Yesterday, I wrote about how I “beat” Super Mario Run in the first hour or so, though I was being a bit tongue-in-cheek because I know there’s more to the game than what I’ve played, even if I technically completed the full slate of levels. While I do wonder how the game will perform in the long-term, I wanted to explore a little bit about how it’s deeper than it may initially appear.
I’ve spent a while digging into a few aspects of the game that you will probably miss if you’re just picking up and burning through the levels like I did initially. It’s obviously not the most in-depth Mario game out there, but there is a whole hell of a lot of polish here, and there’s a lot more to it than meets the eye.
So, here are five things I wish I knew when I started Super Mario Run.
Early on, the game makes it clear that there are five pink coins hidden (or hard-ish to reach) in every level, and that you’re supposed to try to grab them all if you can. What the game does not really make clear is just what happens when you get all the pink coins. Some may read the tooltip that new coins spawn in their place, but what actually happens is you unlock a differently structured level where purple, and then black coins spawn as you progress. This is where the real challenge begins, and while everyone can probably get through the initial 24 levels relatively quickly, getting all the pink, purple and black coins, and unlocking the levels that come with them, is the true test of the game.
2. There Are A Lot of Fancy Moves Mario Can Pull Off That Aren’t Immediately Obvious
The basics of the game are pretty easy to grasp. Mario runs, Mario jumps, Mario bounces off walls and enemies’ heads. But if that’s where you stop, you’re going to end up missing on the ultra-tough coins and losing out on impressing Toads in Toad Rally. For instance, after you jump, you can helicopter float down by holding jump again in the air, which is good for dodging enemies or landing on moving platforms. You can press jump while rolling to do flip-jumps, which climbing to do climb-jumps and while hurdling enemies to do boost-jumps, all of which will make the Toads go wild, and allow to sometimes reach places you couldn’t go before. There’s a full list of these if you go to Menu > Notebook > Tips and Tricks.
3. There’s More To Map Building That Meets The Eye
It’s easy to think that building up the Mushroom Kingdom is mostly a cosmetic experience, but there’s actually a lot more to it than that. The minimal area you start in can be expanded with Rainbow Bridges so you can reach new zones, something that isn’t adequately explained. And through stuff you build, you will unlock minigames, new playable characters and allegedly secret levels, though I’m not sure how to do that quite yet. Knowing Nintendo, there are probably lots of hidden things built into this map-building activity, so if you think it’s a bit lackluster on the surface, just know that there’s more to it, and it may be worth your while to grind those Toads after all. Ew, just forget I said that.
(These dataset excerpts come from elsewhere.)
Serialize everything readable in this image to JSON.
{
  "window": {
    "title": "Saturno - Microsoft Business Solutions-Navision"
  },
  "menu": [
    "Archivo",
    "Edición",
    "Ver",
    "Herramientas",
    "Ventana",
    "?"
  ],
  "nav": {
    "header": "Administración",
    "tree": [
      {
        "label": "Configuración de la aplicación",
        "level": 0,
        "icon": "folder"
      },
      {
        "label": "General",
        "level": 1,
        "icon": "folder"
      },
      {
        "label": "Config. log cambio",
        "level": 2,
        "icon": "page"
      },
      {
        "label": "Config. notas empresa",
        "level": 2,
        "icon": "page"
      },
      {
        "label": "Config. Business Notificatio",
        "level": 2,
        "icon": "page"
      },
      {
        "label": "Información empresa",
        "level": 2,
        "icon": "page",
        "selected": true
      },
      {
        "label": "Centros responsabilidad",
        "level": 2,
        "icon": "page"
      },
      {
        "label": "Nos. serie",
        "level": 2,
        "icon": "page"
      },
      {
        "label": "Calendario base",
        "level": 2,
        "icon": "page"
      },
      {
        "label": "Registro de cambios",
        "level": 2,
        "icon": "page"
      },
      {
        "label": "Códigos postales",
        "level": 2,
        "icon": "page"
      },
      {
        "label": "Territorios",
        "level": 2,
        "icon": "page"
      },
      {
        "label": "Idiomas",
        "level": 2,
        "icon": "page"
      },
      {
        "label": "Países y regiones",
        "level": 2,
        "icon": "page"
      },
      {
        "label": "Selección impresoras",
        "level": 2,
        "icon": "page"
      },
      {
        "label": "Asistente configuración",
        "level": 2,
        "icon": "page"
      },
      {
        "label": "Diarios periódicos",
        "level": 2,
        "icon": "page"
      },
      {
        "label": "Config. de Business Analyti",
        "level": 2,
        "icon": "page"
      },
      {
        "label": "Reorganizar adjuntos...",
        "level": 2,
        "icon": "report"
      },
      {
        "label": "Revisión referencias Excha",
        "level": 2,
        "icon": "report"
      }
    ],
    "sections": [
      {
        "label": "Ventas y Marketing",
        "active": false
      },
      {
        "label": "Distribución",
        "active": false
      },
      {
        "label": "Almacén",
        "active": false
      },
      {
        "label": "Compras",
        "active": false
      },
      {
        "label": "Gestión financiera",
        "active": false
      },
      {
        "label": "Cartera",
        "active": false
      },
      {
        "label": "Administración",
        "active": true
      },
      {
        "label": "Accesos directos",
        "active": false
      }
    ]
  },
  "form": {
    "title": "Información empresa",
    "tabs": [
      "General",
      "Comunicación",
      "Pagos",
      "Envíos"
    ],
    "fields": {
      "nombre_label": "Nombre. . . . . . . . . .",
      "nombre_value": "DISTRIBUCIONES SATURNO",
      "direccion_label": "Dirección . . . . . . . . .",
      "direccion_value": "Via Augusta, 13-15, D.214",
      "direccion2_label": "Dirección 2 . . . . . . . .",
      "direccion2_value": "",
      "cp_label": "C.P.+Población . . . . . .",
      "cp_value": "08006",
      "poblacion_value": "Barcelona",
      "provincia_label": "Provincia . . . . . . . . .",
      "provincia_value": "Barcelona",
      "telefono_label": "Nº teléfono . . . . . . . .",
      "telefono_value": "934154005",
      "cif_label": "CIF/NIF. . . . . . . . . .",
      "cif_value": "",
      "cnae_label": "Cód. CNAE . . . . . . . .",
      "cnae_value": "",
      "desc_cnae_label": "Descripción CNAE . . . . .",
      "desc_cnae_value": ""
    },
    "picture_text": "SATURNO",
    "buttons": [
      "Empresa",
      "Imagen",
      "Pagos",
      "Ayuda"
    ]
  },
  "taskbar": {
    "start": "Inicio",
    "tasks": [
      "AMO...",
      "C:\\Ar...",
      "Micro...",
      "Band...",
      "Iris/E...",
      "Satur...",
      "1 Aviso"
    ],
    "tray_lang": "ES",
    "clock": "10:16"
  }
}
4. Don’t Forget To Unlock A Bunch of Free Stuff With Nintendo Points
The end of the game suggests that you check out MyNintendo, but the process is really cumbersome and confusing, though there is some good stuff buried away in there. If you have or create a Nintendo ID, you can use that to unlock stuff in an awkward web browser interface that tracks your Nintendo Points. I got 600 for buying the game and beating it once, which was more than enough for a giant gold Mario statue which I’m pretty sure is the coolest looking thing you can build in the game. Also, you can trade in zero points for the ability to play as Toad. You can get coins, other buildables and more, all for free, because this game doesn’t have microtransactions yet and you get a lot of points for completing what are super easy “quests” pertaining to the game.
5. Keep Track of Your Characters And Enemies
Again, these are things that are really easy to miss on first glance, even if they show up in a tooltip or two. The reason you’re trying to kill X number of enemies is that they start dropping more coins if you rank them up with continued play. And the game does not make it terribly clear up front that you can change characters, as it’s hidden behind three layers of menus. Go to Menu, then Notebook, then Characters to change. You will get Peach once you rescue her from Bowser by beating the 24th level. Toad you can get for free from MyNintendo. Luigi, Yoshi and Toadette you have to build houses for. Some of these characters have different abilities (Peach is floaty, Yoshi has his flutter jump) and you can use some of them to get the harder special coins. Again, if you knew all this, apologies, but much of this is not explained terribly well in-game.
That’s all I’ve got for now, and I’m sure there are a decent number of secrets buried in this game yet. I’ll be back with more lessons if there’s anything else I learn that seems pertinent.